Hi,I think I have know why the size of files is so small,please see generated .log file, there is a error:

[Sun Nov 17 23:54:45 2019] Quality trimming and siamaera filtering raw output
#------------------------------------------------------------------------------#
perl -I/home/workstation/biosoft/proovread/bin/../lib/ /home/workstation/biosof\
t/proovread/bin/SeqFilter --in pb-2/pb-2.untrimmed.fq --min-length 500 --phred-\
offset 33 --substr pb-2/pb-2.chim.tsv --trim-win 12,5 --out - | perl -I/home/wo\
rkstation/biosoft/proovread/bin/../lib/ /home/workstation/biosoft/proovread/bin\
/siamaera > pb-2/pb-2.trimmed.fq
[23:54:45] /home/workstation/biosoft/proovread/bin/SeqFilter-1.06
[23:54:45] --in: pb-2/pb-2.untrimmed.fq
[23:54:45] Detected FASTQ format, phred-offset 33
[23:54:45] --substr-file: pb-2/pb-2.chim.tsv
    0  [                                                          ]BLAST engine error: Warning: Sequence contains no data 
[19-11-17 23:54:47] [siamaera] Blast exited with error: 768 

and I run:

workstation@workstation:~/biosoft/proovread$ perl -I/home/workstation/biosoft/proovread/bin/../lib/ /home/workstation/biosof\t/proovread/bin/SeqFilter --in pb-2/pb-2.untrimmed.fq --min-length 500 --phred-offset 33 --substr pb-2/pb-2.chim.tsv --trim-win 12,5 --out - | perl -I/home/workstation/biosoft/proovread/bin/../lib/ /home/workstation/biosoft/proovread/bin/siamaera > pb-2/pb-2.trimmed.fq

it show me the error:

[20:22:42] /home/workstation/biosoft/proovread/bin/SeqFilter-1.06
[20:22:42] --in: pb-2/pb-2.untrimmed.fq
[20:22:42] Detected FASTQ format, phred-offset 33
[20:22:42] --substr-file: pb-2/pb-2.chim.tsv
 3.08M [=>                                                        ] ETA 00:09:20Warning: [blastn] Subject_1 m120131_103014_sidney_c100278822550000001523007907041295_s1_p0/1536/0_4016: Subject sequence contians no data
 24.5M [========>                                                 ] ETA 00:07:27BLAST engine error: Warning: Sequence contains no data 
[19-11-18 20:24:01] [siamaera] Blast exited with error: 768 

and when I run again,it show me:

[20:25:46] /home/workstation/biosoft/proovread/bin/SeqFilter-1.06
[20:25:46] --in: pb-2/pb-2.untrimmed.fq
[20:25:46] Detected FASTQ format, phred-offset 33
[20:25:46] --substr-file: pb-2/pb-2.chim.tsv
 18.4M [======>                                                   ] ETA 00:07:47BLAST engine error: Warning: Sequence contains no data 
[19-11-18 20:26:46] [siamaera] Blast exited with error: 768 

Can you give me some advice ? Thank you!

thackl commented 4 years ago

Hi, sorry about the very late reply. And I don't even have good news.
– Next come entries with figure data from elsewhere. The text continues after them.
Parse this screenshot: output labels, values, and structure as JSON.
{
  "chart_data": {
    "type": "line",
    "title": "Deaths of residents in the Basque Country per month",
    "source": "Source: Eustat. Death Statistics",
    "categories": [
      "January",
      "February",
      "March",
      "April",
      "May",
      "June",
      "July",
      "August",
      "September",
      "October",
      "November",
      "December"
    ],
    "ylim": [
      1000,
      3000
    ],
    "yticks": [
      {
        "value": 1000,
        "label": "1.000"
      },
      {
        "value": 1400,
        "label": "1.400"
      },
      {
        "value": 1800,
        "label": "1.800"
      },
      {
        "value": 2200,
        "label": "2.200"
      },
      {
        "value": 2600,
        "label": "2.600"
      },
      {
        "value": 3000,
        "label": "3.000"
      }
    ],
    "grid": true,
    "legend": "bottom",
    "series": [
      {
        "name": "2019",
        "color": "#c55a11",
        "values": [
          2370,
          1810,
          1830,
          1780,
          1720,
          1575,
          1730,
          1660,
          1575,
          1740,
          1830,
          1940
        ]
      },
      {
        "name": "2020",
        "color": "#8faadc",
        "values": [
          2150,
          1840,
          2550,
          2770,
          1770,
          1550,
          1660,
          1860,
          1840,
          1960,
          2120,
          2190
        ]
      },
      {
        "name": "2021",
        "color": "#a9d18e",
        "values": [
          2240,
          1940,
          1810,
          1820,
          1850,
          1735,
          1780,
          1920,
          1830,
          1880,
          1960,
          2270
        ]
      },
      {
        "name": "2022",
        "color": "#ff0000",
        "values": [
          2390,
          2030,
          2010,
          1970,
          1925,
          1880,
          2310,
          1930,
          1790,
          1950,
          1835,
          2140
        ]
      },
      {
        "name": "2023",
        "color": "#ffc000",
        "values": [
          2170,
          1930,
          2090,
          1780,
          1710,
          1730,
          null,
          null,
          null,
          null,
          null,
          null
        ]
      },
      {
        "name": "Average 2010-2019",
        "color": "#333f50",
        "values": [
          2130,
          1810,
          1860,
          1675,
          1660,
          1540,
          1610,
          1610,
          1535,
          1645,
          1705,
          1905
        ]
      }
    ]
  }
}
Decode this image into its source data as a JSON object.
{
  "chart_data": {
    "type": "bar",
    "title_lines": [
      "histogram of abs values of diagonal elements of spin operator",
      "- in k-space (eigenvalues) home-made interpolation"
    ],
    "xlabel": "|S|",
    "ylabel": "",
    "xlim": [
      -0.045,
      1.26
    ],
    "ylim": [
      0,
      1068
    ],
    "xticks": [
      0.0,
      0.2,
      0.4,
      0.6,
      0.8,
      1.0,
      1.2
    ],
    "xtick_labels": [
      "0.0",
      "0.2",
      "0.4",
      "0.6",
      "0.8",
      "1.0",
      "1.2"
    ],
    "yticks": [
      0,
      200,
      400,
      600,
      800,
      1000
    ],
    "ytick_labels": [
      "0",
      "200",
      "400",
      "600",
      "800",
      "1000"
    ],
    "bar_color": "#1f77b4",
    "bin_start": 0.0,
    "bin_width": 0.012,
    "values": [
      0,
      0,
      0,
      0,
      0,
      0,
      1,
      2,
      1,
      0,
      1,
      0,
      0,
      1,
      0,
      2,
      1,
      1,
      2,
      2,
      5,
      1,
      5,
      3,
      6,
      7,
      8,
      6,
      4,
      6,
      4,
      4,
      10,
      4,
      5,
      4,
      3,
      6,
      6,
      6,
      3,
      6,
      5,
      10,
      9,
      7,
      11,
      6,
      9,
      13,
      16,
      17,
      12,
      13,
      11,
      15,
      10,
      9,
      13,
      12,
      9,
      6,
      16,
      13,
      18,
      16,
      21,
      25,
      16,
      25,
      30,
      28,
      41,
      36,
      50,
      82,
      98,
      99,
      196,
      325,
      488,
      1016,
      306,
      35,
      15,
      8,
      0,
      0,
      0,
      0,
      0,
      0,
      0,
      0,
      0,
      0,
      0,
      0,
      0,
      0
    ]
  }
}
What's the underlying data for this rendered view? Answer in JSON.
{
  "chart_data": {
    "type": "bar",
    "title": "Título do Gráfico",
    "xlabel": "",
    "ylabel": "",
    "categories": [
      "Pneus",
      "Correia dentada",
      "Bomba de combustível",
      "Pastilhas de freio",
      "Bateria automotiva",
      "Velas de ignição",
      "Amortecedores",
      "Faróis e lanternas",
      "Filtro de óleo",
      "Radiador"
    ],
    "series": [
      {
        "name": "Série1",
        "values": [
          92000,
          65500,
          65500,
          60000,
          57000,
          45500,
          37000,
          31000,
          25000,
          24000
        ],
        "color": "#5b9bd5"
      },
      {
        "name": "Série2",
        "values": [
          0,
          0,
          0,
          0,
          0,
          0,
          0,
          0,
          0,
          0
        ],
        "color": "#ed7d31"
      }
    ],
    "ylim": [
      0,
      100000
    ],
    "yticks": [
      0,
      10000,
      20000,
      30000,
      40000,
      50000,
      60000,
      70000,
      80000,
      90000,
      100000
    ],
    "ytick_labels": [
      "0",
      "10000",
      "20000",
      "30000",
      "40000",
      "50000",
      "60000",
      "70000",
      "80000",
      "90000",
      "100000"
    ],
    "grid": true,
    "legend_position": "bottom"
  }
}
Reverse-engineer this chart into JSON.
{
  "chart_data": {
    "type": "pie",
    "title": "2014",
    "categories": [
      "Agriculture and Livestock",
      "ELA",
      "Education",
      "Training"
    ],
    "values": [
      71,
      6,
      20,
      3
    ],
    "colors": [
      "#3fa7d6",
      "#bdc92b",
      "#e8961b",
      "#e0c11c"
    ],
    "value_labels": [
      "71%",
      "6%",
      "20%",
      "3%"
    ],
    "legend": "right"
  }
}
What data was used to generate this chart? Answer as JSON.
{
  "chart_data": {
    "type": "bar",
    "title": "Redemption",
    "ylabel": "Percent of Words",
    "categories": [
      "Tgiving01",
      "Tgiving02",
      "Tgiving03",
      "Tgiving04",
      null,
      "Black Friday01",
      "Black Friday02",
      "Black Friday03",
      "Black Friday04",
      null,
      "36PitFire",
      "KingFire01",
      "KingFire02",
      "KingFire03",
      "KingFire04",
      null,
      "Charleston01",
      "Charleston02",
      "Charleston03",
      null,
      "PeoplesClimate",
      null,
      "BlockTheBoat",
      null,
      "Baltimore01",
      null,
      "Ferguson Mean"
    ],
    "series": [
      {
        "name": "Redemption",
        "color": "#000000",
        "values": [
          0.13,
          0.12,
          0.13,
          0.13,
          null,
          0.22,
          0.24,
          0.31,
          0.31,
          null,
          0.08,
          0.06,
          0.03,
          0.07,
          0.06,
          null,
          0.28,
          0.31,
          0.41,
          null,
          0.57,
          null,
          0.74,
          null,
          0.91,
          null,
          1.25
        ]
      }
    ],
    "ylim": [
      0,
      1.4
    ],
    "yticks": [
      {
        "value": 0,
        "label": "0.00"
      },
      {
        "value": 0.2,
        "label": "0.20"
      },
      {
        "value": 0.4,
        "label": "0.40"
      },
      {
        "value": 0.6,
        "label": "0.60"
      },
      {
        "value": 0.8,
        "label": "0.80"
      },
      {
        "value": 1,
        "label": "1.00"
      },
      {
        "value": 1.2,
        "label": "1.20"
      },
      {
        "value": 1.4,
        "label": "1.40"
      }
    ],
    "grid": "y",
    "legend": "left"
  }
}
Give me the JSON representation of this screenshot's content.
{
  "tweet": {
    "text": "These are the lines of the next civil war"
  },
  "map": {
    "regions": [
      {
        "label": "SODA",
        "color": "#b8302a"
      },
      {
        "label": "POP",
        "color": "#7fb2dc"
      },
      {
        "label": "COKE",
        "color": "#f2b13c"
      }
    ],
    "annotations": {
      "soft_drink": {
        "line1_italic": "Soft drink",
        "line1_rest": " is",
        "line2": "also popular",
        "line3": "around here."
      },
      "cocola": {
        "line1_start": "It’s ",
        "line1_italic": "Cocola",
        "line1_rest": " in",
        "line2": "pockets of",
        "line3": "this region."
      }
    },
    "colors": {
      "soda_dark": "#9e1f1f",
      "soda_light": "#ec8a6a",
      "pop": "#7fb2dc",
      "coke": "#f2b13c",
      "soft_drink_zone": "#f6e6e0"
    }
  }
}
As you suspected, something went wrong with the blast run. A few other users have reported a similar issue. However, I was never able to reproduce it, nor to figure out what causes it. As quite nicely illustrated by your case, even with identical data, that issues only sometimes appears. And I don't know how to fix it other than rerunning proovread.